À peine Eyma avait-elle
lâché le manche que l'arme s'était transformée en une grosse
feuille qui tomba lentement sur le sol. La sorcière rouge leva des
yeux interloqués sur Eyma.
-Comment est-ce
possible... ? Le charme devait se rompre lorsque moi je lâcherai
l'arme... Ce n'est pas possible qu'elle ait continué à garder cette
forme jusqu'à maintenant...
La sorcière rouge se tut
un moment puis parut se résoudre à quelque chose.
-Tu as quelque chose de
spécial...
Elle s'approcha de la
jeune fille et lui murmura à l'oreille :
-Prouve-moi que le sang
qui coule dans nos veine est toujours digne de la confiance des
dieux. Prouve-moi que j'ai tort.
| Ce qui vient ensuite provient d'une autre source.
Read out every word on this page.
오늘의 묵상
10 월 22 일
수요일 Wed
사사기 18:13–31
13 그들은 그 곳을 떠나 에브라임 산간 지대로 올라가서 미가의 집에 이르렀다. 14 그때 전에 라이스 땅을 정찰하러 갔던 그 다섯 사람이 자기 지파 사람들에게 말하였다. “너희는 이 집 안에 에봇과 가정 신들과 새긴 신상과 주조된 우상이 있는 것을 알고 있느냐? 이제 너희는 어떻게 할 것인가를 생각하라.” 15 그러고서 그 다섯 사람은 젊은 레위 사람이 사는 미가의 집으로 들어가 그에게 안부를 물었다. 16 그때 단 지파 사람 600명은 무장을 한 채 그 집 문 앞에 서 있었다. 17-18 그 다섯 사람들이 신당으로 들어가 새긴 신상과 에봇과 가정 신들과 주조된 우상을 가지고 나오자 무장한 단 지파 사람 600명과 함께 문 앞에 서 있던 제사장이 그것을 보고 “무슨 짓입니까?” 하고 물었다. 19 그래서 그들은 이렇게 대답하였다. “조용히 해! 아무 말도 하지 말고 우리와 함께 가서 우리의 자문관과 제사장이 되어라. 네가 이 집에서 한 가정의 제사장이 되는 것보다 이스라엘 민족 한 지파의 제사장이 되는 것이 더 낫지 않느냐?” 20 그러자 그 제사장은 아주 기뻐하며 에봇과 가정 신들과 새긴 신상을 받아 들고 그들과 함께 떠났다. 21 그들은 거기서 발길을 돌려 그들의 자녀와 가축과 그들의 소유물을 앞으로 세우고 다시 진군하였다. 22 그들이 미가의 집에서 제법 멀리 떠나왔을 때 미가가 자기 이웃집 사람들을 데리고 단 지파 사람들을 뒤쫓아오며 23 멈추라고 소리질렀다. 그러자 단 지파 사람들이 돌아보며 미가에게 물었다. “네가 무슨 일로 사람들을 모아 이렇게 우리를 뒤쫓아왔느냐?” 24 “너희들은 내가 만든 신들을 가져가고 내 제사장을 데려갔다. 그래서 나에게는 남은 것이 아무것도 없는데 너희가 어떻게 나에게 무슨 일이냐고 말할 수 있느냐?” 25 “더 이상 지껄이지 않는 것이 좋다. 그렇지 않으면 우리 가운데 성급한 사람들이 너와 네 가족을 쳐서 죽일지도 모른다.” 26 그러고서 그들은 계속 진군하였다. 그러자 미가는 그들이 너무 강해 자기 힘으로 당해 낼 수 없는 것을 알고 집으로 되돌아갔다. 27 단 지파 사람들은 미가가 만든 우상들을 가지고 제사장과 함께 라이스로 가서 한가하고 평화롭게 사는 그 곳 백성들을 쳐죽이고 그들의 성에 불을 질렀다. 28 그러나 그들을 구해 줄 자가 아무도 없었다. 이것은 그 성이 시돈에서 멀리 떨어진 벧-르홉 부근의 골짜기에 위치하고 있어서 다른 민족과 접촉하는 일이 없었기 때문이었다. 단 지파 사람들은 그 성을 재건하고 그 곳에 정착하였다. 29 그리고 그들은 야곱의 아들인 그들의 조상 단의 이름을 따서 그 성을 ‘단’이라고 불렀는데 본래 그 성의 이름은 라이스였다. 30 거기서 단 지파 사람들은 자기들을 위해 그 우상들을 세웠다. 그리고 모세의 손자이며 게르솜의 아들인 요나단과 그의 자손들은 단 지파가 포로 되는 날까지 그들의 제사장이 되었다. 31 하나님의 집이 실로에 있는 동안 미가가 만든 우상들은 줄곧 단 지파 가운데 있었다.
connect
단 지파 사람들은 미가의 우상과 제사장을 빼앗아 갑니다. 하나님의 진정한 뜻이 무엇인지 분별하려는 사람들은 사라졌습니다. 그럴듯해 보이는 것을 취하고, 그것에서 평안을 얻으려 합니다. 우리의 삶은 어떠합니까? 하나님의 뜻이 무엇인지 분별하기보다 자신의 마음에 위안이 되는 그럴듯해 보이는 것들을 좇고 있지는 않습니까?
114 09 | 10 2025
Prouve-moi l'innocence de tous ceux
que tu prétends protéger. Je te laisse soixante jours.
D'un souffle, la sorcière
rouge fit sentir à Eyma toute la froideur du monde. La jeune fille
sentit quelque de glacé pénétrer à l'intérieur d'elle.
-Prouve-moi que le don
des dieux peut être utilisé avec parcimonie et que le massacre des
maudites n'aura plus jamais lieu... Prouve-le ou le dragon qui est en
toi te tuera. Dans soixante jours exactement nous nous retrouverons.
D'ici là, tu as ma parole ; je n'agirai pas.
Et la sorcière rouge
disparut dans le premier rayon de soleil.